O deputado Sidney Leite, que já apareceu nesta reportagem falando de “Os engenheiros do caos”, também está lendo – e recomenda – “A Estrada do Futuro”, de Bill Gates e Nathan Myhrvold. “Em 1995 ele já previa moedas virtuais como o Bitcoin e a ascensão das redes sociais como protagonistas na política. É inspirador ver a visão de futuro que ele teve”, comenta o parlamentar.
Perpétua Almeida, também já citada, pediu para incluir em suas sugestões o livro “Escravidão“, de Laurentino Gomes, que conta a história do tráfico negreiro da África para o Brasil colonial.

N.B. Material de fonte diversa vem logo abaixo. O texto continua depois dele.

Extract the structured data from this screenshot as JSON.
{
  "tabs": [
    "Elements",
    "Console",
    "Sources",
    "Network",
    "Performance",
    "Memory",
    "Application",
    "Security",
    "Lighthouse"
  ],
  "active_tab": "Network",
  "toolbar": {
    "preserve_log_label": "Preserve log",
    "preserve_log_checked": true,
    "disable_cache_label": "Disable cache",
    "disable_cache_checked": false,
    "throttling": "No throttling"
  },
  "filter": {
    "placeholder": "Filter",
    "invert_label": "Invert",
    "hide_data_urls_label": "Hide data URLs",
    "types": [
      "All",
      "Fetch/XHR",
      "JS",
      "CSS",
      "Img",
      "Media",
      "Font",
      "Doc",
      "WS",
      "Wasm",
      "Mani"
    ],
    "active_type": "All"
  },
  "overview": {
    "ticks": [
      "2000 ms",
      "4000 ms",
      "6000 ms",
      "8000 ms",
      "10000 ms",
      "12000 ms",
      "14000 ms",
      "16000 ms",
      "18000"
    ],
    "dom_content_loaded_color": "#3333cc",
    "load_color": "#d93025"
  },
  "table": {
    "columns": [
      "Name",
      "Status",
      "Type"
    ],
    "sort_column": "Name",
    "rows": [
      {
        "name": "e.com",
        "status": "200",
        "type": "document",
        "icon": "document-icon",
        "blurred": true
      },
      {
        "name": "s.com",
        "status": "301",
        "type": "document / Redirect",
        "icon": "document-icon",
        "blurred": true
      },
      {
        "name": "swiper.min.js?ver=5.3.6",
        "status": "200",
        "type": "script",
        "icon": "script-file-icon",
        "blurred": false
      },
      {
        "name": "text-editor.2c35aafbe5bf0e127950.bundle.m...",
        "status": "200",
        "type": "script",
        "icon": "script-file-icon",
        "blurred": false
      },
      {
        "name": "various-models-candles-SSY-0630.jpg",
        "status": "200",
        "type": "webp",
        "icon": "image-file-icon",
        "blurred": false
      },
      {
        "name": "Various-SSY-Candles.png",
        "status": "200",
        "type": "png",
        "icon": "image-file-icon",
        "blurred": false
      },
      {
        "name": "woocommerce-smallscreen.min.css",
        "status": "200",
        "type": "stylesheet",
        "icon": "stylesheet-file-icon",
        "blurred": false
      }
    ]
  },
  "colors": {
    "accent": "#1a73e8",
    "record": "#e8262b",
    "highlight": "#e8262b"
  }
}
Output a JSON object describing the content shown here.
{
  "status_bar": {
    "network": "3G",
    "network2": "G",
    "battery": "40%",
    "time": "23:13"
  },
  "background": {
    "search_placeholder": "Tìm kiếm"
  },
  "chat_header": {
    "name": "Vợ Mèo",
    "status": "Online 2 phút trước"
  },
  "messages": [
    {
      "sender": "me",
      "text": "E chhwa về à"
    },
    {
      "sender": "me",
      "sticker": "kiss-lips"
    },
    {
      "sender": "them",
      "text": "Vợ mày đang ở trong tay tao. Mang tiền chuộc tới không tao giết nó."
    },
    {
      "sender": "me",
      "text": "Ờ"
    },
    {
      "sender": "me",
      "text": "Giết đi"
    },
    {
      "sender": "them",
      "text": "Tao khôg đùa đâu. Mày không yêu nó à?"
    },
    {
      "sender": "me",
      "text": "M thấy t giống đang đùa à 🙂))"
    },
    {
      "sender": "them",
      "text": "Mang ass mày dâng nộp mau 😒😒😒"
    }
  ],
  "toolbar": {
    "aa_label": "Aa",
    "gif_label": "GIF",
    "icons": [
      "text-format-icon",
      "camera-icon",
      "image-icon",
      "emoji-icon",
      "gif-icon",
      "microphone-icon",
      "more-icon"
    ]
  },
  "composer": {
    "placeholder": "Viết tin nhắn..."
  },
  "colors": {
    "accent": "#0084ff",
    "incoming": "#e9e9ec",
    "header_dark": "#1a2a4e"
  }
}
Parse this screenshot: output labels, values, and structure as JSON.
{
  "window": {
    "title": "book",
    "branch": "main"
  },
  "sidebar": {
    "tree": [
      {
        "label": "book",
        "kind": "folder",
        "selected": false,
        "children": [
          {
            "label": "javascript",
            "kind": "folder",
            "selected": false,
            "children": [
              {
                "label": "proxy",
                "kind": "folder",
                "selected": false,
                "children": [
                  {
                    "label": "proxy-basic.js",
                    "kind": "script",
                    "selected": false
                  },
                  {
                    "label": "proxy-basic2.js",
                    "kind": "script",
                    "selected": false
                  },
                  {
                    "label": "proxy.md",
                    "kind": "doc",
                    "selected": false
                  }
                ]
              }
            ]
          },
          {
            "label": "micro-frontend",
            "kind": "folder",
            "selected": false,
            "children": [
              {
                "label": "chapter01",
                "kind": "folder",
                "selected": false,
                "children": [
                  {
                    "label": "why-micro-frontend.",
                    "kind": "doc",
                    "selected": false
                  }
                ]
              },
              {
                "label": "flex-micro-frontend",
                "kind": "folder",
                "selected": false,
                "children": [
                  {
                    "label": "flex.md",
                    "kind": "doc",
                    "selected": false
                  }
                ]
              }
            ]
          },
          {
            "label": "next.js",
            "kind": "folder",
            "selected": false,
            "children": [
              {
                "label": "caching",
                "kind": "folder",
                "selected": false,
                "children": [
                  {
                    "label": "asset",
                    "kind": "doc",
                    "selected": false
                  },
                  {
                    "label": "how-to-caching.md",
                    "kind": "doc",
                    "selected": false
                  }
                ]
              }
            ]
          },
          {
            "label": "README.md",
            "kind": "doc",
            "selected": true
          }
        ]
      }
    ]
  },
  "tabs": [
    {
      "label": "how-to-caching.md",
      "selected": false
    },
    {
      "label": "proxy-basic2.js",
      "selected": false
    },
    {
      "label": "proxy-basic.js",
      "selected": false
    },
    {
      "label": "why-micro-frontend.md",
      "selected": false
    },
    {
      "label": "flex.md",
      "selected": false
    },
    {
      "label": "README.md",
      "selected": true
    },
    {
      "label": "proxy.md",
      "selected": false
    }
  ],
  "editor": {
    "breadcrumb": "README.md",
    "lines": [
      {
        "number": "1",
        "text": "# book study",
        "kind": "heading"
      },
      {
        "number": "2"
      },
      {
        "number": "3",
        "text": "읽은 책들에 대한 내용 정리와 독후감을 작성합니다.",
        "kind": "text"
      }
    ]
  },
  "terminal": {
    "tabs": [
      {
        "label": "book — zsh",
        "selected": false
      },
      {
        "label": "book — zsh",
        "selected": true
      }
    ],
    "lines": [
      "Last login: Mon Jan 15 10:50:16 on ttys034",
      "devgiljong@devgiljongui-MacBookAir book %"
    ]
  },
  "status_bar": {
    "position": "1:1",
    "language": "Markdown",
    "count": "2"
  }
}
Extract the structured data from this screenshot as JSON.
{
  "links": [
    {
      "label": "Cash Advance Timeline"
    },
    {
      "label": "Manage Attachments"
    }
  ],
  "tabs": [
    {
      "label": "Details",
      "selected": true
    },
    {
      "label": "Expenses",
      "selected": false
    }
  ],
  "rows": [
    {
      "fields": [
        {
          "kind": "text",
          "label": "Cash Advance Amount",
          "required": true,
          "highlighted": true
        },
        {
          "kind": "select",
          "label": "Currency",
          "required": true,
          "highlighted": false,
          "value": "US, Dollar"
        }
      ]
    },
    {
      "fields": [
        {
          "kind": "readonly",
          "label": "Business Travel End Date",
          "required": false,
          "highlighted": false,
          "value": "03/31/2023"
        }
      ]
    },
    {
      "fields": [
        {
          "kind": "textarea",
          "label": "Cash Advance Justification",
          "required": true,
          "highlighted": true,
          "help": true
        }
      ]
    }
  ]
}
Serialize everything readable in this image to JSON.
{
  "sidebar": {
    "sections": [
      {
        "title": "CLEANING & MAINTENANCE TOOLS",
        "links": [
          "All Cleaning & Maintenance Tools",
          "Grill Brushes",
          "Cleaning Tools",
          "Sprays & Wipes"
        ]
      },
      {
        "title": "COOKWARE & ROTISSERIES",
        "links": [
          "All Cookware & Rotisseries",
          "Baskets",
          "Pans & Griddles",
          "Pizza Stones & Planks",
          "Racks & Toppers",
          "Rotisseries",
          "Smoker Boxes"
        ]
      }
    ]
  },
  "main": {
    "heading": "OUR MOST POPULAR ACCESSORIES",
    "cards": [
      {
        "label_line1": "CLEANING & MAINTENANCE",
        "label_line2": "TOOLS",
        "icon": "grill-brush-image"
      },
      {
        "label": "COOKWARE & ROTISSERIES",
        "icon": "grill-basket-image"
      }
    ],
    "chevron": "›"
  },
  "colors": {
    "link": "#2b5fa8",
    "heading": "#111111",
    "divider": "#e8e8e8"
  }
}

E a sugestão de Áurea Carolina (PSol-MG) foi o livro “Amanhã vai ser maior“, de Rosana Pinheiro-Machado, que analisa as manifestações de 2013 no Brasil e suas consequências políticas.
Higienização da mente
Os políticos, como se vê, estão bem concentrados em livros que dizem respeito ao trabalho e à política em todas as suas formas. Como um respiro, fica a sugestão do deputado Fabio Trad do clássico “Memórias de Adriano“, considerado a obra-prima da escritora Marguerite Yourcenar. “É fabuloso, mostra um retrato muito vivo do império romano, das contradições do poder. É uma higienização da mente”, promete.